Theorists have argued that symbolic capital accumulates primarily from the fulfillment of social obligations that are themselves embedded with potential for prestige. Much as with the accumulation of financial capital, symbolic capital is 'rational' in that it can be freely converted into leveraging advantage within social and political spheres. Yet unlike financial capital, symbolic capital is not boundless, and its value may be limited or magnified by the historical context in which it was accumulated. Symbolic capital must be identified within the cultural and historical frame through which it originated in order to fully explain its influence across cultures.

Objects, as abstract representations of their environments, may also possess symbolic capital. This capital may be embedded in the built environment, or urban form of a city, as a symbolic representation of that land's cultural value. For example, landmarks usually have symbolic value and utility. They become landmarks precisely because they have symbolic value. This reciprocal relationship provides the landmark with cultural or environmental meaning, while at the same time lending its environment a layer of prestige.

==History==

The concept of symbolic capital is grounded in the theory of conspicuous consumption, first introduced and expounded in late-19th century works by Thorstein Veblen and Marcel Mauss. Veblen argued that the nouveau riche utilized lavish displays of wealth to symbolize their entrance into a previously-insulated upper class, embodying objects with meaning that existed only to magnify and confirm their newfound class and status. Mauss subsequently expanded on this argument, suggesting that social competitions for prestige favored those who spent recklessly and forced others into "the shadow of his name". Mauss' theory marked a departure from Veblen's in that he did not seek to frame the individual actor's actions within a cultural context; instead, his theory focused on the overarching structural implementation of status boundaries. Both of these conceptualizations, in turn, provided groundwork for Pierre Bourdieu's unifying theory of symbolic capital.

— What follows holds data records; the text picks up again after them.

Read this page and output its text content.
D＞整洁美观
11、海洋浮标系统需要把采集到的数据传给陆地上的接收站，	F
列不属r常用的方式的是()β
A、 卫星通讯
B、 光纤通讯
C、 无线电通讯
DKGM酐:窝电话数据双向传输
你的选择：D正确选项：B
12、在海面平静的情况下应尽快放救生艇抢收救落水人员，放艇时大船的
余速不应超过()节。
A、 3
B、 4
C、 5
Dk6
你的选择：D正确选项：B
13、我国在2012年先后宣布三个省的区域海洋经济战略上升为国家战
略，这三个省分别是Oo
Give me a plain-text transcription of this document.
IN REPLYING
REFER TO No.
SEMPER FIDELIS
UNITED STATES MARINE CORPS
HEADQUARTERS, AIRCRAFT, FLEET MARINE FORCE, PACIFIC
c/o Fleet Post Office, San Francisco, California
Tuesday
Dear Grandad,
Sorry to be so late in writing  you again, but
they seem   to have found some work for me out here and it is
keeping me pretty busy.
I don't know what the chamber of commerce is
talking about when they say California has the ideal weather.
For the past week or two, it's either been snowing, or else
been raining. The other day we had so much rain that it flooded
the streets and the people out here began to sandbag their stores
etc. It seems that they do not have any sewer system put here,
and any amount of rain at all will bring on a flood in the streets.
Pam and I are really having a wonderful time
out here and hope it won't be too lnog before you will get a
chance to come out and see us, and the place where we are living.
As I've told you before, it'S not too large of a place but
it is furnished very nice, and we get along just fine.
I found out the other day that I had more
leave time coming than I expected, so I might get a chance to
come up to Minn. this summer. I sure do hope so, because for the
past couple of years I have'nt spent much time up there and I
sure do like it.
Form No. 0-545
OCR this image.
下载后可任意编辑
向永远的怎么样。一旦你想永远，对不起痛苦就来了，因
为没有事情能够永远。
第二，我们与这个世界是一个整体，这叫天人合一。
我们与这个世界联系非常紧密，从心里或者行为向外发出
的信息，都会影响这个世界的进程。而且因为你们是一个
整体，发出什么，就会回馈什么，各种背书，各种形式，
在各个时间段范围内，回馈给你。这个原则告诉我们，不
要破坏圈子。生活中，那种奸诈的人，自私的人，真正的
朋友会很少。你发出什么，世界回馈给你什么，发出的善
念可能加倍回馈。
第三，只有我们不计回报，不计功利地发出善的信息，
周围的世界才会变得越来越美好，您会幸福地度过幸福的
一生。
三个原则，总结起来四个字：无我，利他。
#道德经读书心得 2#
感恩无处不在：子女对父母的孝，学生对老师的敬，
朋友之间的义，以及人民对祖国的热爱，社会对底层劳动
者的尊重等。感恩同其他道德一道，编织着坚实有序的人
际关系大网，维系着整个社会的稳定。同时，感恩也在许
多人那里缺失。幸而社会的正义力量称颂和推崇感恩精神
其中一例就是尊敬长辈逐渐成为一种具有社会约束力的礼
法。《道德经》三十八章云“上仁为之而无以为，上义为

The explicit concept of symbolic capital was coined by Bourdieu, and is expanded upon in his books Distinction and, later, in Practical Reason: On the Theory of Action. Along with theories forwarded by Veblen and Mauss, symbolic capital is an extension of Max Weber's analysis of status. Bourdieu argues that symbolic capital gains value at the cross-section of class and status, where one must not only possess but be able to appropriate objects with a perceived or concrete sense of value.

==Distinction from social capital==

Pierre Bourdieu explains social capital as the degree to which actors are capable of subsisting together in social structures that are often heterogeneous in nature. Where symbolic capital is earned on an individual basis and may fluctuate widely between members in a community, social capital is the overarching sense of trust and cooperation that actors in an environment possess in between one another. An actor may possess a great degree of symbolic capital while isolating themselves from the community, resulting in a low level of social capital, or vice versa.

The term social capital was first defined by Jane Jacobs in order to explain the inherent value formed in neighborhood relationships which allowed members to cooperate and establish a communal sense of trust. The concept itself, however, was originally articulated by L. J. Hanifan in a 1916 journal article, "The Rural School Community Center", in the Annals of the American Academy of Political and Social Science. He included a chapter on the subject in his 1920 book, The Community Center. The term was later used by Jacobs in her influential writing on urban planning, The Death and Life of Great American Cities.

==Examples==

What follows is a non-exhaustive list of what may constitute symbolic capital.

- A county commission may recruit local neighborhood leaders to help with zoning laws based on those individuals' prior accomplishments in improving infrastructure or bridging ties at the community level.
- Activists may hold more leverage in social or political arenas based on their prior experiences (see: combat veterans protesting war, former police chiefs protesting brutality, and so on).
- Financing or supporting a nation's war efforts may award an individual with symbolic capital should that effort also be accepted by the citizens within the culture.
- Olympic medalists often serve as embodiments of a nation's prestige.